L’Allier est un département où l’on passe parfois, mais où on ne s’arrête guère. A tort : le bocage bourbonnais est magnifique, et, à Moulins, la préfecture, le Centre National du Costume de Scène vaut le détour. Jusqu’au 18 septembre, on peut y voir une superbe exposition sur les Arts florissants qui raconte 30 ans de l’existence de cet ensemble mythique à travers les costumes des plus célèbres de ses créations, à commencer par Atys, bien sûr. Alcina, Les Indes galantes, L'Enlèvement au sérail, Médée, King Arthur, David et Jonathas… dans chaque salle de cette ancienne caserne du XVIIIème siècle, on vit ou revit de grands moments d’opéra, avec des costumes, des extraits vidéo, des éléments historiques sur les œuvres, les compositeurs, les mises en scène et les interprètes. William Christie, bien sûr, a participé à la conception de cette exposition dont le déroulé et la scénographie mêlent avec bonheur l’érudition au plaisir des sens.

Gérard Pangon

En prime : l’expo permanente sur Rudolph Noureev, qui vaut le voyage, elle aussi

Barockissimo - Centre National du Costume de Scène à Moulins 03000 jusqu’au 18 septembre Photo © CNCS

lundi 9 mai 2016 à 11h34

Disparition à 86 ans de Philippe Beaussant, sans qui la révolution baroque n’aurait pas été ce qu’elle est, et qui lui aura été ce que Cocteau fut pour le Groupe de Six, l’érudition musicale en plus. Entre autres textes fondateurs : Vous avez dit baroque ? (Actes Sud - 1988), Lully ou le musicien du Soleil (Gallimard – 1992), Louis XIV artiste (Payot - 1992). Son dernier roman (ah, si tous les musicographes avaient autant de style que lui !) est intitulé Où en étais-je ? Un parfait autoportrait : toujours pressé, toujours débordé, toujours sauvé par son talent et son humour bienveillant. Entre 1999 et 2005, il a publié Mangez Baroque et restez mince et Préludes, fougasses et variations (Actes Sud), mais aussi Le Chant d’Orphée selon Monteverdi (Fayard - un de ses plus beaux livres) ainsi que La Malscène, pamphlet contesté sur les abus (selon lui) des relectures dramaturgiques à l’opéra. Un autoportrait en plusieurs volets, là encore. En 2007, il a succédé à Jean-François Deniau à l’Académie française (fauteuil 36), élection fêtée Salle Favart par le gratin baroque qui savait ce qu’il lui devait.
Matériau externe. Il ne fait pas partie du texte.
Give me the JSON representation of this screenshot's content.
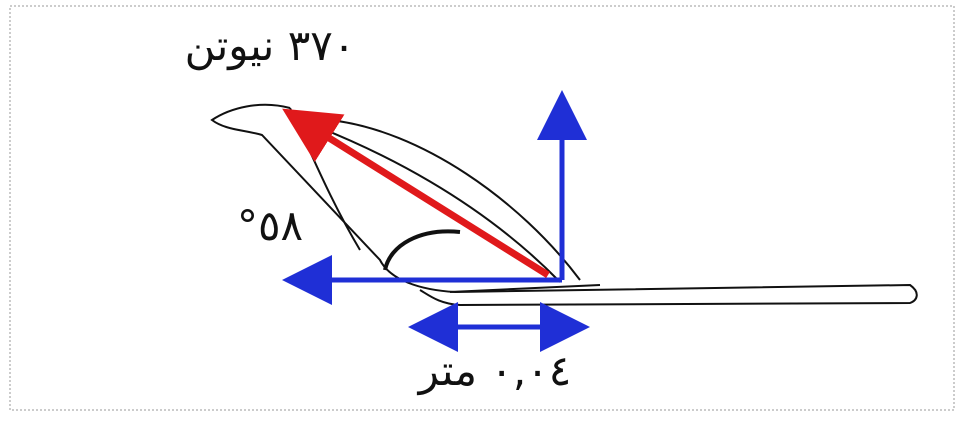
{
  "labels": {
    "force": "٣٧٠ نيوتن",
    "angle": "°٥٨",
    "distance": "٠,٠٤ متر"
  }
}
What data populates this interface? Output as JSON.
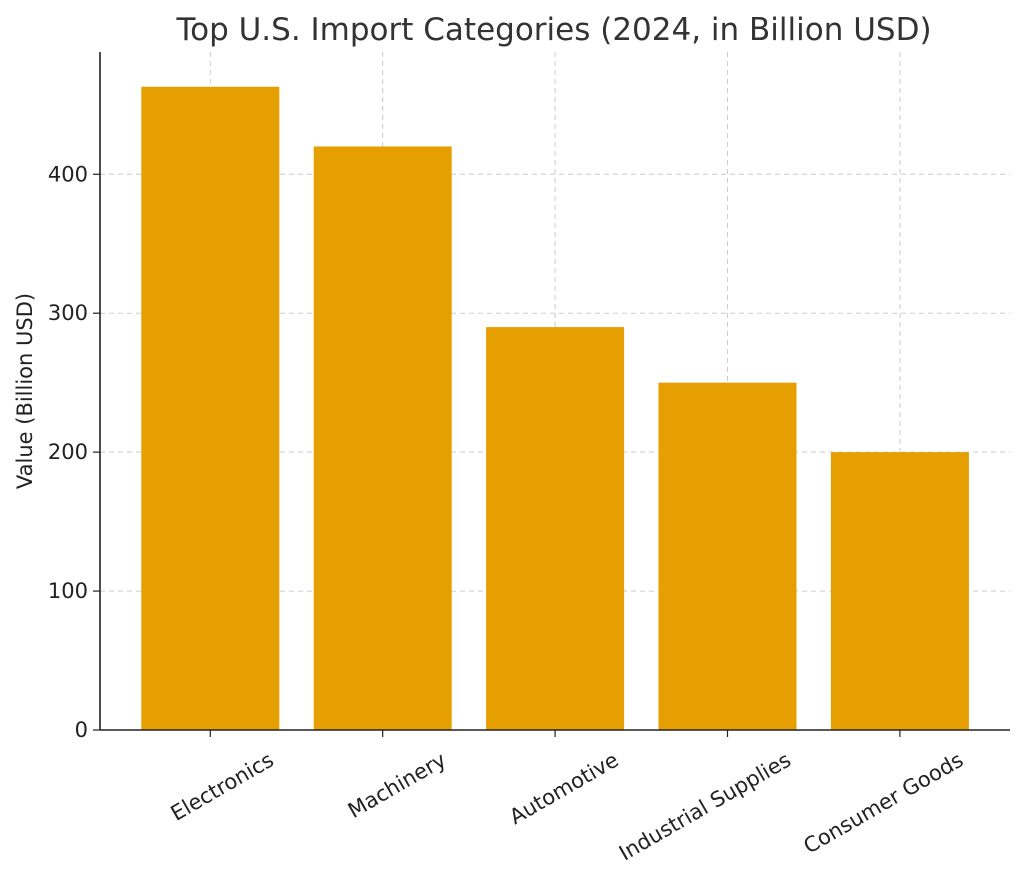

Au Monde de la Musique, dont il a été trente ans durant l’un des plus fidèles collaborateurs, le « Beaussant du mois » arrivait traditionnellement au dernier moment, feuilles noircies d’une écriture hâtive (il n’a jamais touché une machine à écrire ni un ordinateur) mais aussi précise que ses idées étaient originales et ses argumentations solides. Et puis, toujours et partout, cette façon qui n’était qu’à lui d’enchanter la musique et de faire revivre des mondes trop longtemps endormis.